Closed tombaker closed 1 year ago
I think that makes sense, though hopefully most of the users who just want a simple property list will never know about it.
I agree with Phil but I am also having a devil of a time showing this as a diagram. I'm actually thinking that it will require at least two different diagrams, one showing a dctap with one or more actual shapes, and one showing a dctap without a defined shape. Once you put the shape in the diagram it's hard to show that it's "imaginary" in some cases.
@kcoyle maybe use a dotted line for the box?
@tombaker I had that idea as well. Haven't tried it yet.
Add to cookbook - if no shape defined, implies a shape.
This is now in the primer: "In the most simple DCTAP, one that contains only one set of properties and constraints, that profile can be understood as representing a single, default shape. In this sense all DCTAPs can be said to be made up of at least one shape."
@kcoyle In our discussion yesterday of the DCTAP vocabulary, I thought I heard someone suggest that, in effect, the uppermost "component" could be either a Shape or a Statement Constraint. I propose another way to see this.

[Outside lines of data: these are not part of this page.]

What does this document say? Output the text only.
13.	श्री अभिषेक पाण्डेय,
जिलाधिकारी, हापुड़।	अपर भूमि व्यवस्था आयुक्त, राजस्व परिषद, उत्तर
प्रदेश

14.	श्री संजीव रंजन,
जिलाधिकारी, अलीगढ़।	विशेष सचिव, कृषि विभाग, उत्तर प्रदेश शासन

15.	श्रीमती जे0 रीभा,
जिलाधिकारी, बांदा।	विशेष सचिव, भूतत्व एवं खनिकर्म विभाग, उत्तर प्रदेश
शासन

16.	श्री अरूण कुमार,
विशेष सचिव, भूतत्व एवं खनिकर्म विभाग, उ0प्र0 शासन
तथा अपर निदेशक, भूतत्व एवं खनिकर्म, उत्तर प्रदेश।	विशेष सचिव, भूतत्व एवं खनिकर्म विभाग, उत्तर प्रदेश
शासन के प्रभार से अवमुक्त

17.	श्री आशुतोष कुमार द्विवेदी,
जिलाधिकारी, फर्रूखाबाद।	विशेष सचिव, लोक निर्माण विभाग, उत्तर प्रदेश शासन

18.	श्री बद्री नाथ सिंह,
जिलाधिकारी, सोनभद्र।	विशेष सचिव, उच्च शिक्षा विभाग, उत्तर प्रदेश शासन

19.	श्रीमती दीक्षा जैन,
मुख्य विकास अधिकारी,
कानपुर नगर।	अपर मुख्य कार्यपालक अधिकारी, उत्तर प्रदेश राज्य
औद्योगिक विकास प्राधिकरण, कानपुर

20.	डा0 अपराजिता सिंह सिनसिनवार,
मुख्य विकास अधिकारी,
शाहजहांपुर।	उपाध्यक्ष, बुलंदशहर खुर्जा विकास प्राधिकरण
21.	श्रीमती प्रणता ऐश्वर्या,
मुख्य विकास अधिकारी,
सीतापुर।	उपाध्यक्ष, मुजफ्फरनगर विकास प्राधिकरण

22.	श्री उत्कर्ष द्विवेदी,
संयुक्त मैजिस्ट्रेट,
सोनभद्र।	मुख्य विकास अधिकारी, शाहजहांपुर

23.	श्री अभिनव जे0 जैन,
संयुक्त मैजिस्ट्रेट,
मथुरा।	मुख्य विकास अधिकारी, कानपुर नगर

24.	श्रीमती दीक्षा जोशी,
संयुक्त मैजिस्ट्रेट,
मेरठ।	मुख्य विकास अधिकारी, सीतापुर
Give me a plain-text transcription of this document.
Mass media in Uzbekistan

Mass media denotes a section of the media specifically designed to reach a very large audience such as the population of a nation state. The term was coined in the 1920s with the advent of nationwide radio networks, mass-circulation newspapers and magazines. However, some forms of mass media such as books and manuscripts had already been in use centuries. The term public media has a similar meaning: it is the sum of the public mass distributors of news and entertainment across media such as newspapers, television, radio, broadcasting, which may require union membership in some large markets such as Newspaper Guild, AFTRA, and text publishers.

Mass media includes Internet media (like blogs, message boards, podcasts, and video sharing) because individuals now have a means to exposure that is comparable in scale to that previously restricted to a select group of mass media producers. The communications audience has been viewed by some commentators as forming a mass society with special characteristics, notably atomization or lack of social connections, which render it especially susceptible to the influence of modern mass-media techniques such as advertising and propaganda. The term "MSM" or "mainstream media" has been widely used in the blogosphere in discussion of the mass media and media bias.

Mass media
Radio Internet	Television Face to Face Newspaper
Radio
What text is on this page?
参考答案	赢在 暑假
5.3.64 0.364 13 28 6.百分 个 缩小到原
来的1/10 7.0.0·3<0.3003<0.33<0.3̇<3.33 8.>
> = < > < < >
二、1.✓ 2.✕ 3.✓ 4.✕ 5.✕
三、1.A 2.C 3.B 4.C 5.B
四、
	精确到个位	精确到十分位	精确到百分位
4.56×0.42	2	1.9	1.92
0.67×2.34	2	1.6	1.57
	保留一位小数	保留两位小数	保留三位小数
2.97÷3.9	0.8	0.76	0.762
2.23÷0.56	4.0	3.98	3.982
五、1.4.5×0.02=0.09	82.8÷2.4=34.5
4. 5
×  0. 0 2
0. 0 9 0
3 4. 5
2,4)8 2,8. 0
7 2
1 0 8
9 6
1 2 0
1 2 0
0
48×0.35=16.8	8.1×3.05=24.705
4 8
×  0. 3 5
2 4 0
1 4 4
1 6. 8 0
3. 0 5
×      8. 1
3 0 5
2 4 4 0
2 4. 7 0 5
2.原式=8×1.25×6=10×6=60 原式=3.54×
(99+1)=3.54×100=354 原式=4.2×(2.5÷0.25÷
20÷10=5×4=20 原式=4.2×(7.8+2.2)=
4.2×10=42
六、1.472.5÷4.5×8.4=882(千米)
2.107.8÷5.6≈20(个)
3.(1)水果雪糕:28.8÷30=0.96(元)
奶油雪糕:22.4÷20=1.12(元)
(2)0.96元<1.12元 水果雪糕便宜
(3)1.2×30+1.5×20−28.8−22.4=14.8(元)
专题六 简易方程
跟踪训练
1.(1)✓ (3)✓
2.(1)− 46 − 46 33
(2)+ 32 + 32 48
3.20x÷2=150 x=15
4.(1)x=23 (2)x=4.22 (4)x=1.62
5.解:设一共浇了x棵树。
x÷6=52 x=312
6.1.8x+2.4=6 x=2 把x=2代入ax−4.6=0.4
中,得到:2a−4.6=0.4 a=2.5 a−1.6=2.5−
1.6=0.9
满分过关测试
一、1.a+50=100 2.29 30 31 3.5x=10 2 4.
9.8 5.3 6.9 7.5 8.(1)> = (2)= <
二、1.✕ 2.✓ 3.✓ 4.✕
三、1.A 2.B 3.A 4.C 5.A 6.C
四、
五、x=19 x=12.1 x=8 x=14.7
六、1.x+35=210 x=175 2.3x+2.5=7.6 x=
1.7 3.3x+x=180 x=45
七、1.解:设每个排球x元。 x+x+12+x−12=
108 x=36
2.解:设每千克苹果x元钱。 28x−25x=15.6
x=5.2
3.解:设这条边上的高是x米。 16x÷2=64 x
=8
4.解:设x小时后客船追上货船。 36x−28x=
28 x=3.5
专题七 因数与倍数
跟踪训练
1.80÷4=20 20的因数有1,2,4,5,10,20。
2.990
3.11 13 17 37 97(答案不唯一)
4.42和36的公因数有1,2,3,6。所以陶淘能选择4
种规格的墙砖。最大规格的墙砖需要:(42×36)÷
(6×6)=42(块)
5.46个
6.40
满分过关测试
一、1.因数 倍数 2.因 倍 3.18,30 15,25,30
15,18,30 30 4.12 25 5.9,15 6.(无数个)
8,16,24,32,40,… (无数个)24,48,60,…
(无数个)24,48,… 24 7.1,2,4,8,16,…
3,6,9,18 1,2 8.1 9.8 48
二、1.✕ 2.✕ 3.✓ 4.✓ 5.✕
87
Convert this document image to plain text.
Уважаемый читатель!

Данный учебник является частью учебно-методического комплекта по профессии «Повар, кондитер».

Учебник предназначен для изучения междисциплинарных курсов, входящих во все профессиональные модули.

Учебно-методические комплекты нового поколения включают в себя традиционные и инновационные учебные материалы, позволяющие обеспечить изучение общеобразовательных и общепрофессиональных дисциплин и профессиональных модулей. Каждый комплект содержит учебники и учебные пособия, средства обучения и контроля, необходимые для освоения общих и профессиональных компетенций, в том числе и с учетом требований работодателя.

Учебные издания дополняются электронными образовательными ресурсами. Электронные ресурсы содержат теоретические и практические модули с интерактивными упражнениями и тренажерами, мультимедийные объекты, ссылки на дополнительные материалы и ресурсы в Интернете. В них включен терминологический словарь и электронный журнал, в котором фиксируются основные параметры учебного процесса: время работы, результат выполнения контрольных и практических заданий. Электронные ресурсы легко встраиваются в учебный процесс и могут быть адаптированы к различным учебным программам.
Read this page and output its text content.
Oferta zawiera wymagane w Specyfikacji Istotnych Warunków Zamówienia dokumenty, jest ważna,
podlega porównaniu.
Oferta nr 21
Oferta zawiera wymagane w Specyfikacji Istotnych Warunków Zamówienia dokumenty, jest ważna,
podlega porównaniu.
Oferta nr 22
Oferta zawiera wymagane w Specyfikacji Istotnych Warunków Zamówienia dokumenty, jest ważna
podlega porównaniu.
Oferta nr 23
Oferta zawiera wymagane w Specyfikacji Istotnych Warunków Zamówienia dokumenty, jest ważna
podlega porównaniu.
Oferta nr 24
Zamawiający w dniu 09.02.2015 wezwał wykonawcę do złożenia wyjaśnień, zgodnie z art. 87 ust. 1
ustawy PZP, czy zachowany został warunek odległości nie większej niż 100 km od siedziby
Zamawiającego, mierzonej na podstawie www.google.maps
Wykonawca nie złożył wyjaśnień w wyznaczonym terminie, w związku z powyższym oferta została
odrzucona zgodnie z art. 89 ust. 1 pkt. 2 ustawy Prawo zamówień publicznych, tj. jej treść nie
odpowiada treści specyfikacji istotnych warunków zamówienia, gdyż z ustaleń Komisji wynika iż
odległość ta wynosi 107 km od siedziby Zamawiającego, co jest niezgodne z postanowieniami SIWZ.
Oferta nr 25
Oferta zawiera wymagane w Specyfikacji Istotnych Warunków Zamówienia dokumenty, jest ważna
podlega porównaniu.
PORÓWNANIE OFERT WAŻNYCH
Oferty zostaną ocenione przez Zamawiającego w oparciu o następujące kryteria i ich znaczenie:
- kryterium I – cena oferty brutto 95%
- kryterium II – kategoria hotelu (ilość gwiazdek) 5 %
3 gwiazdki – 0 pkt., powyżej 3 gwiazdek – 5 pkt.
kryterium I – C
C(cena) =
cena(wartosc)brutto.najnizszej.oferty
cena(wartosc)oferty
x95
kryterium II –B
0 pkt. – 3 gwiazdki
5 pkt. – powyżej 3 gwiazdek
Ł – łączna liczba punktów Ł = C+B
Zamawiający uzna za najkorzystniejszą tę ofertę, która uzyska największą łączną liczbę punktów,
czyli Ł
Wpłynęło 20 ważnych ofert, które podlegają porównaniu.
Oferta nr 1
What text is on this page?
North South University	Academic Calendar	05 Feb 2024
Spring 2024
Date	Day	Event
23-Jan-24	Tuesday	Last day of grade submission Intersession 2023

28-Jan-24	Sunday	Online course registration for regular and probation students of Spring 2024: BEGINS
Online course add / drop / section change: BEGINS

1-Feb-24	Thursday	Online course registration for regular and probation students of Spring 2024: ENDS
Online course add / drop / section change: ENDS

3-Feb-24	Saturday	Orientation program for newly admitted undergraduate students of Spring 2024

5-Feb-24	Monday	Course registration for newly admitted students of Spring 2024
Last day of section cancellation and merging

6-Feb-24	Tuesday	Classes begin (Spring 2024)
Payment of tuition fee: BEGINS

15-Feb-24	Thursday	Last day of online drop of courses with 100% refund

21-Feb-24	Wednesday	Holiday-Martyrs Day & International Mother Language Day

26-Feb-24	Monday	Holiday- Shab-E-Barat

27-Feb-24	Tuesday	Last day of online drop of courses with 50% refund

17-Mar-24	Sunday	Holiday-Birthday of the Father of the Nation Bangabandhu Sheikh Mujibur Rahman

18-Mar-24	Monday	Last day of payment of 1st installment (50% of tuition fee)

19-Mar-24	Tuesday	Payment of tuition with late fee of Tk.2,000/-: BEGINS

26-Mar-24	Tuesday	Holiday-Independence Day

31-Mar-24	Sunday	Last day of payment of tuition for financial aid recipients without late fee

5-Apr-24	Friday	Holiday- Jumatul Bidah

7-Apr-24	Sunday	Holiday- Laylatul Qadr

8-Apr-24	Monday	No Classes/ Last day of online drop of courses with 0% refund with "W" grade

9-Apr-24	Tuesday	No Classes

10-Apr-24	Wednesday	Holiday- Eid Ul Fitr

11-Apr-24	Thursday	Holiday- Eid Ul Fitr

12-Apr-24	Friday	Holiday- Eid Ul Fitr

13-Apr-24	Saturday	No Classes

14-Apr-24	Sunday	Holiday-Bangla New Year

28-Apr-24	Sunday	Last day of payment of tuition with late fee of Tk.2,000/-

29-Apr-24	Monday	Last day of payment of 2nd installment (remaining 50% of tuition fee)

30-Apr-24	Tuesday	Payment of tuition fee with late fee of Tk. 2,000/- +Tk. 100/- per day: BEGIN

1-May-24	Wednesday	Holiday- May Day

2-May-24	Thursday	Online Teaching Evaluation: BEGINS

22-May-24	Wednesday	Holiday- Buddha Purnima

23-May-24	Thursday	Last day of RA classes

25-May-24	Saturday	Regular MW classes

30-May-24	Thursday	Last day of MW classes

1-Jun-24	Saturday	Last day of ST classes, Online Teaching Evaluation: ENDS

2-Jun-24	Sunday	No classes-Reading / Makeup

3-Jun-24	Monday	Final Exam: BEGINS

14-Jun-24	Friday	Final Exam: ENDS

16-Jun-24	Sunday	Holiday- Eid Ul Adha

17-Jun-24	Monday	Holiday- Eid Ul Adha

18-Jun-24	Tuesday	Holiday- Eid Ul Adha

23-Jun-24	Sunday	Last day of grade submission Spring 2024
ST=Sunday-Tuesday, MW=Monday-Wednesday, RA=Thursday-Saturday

In dctap-python I assumed that, for the sake of consistency in processing, the module should always output a Shape, regardless of whether that shape were explicitly declared. For example, when interpreting the most minimal DCTAP profile -- a simple list of properties -- the module should, in effect, infer the existence of a default shape. In dctap-python, the default name for that default shape is (drum roll...),
default
:-), but this can be configured to be anything else.In other words, given a simple list of properties, the dctap module returns (here: in user-friendly syntax):
I propose that we say that for DCTAP profiles about data for a single resource, a shape need not be declared, but that in accordance with the DCTAP model, the existence of a shape, as a grouping construct for the statement constaints, will nonetheless always be inferred.
We could add that this default shape can, in principle, be ignored by consuming applications downstream while pointing out that the existence of a shape - because it can always be inferred - simplifies processing.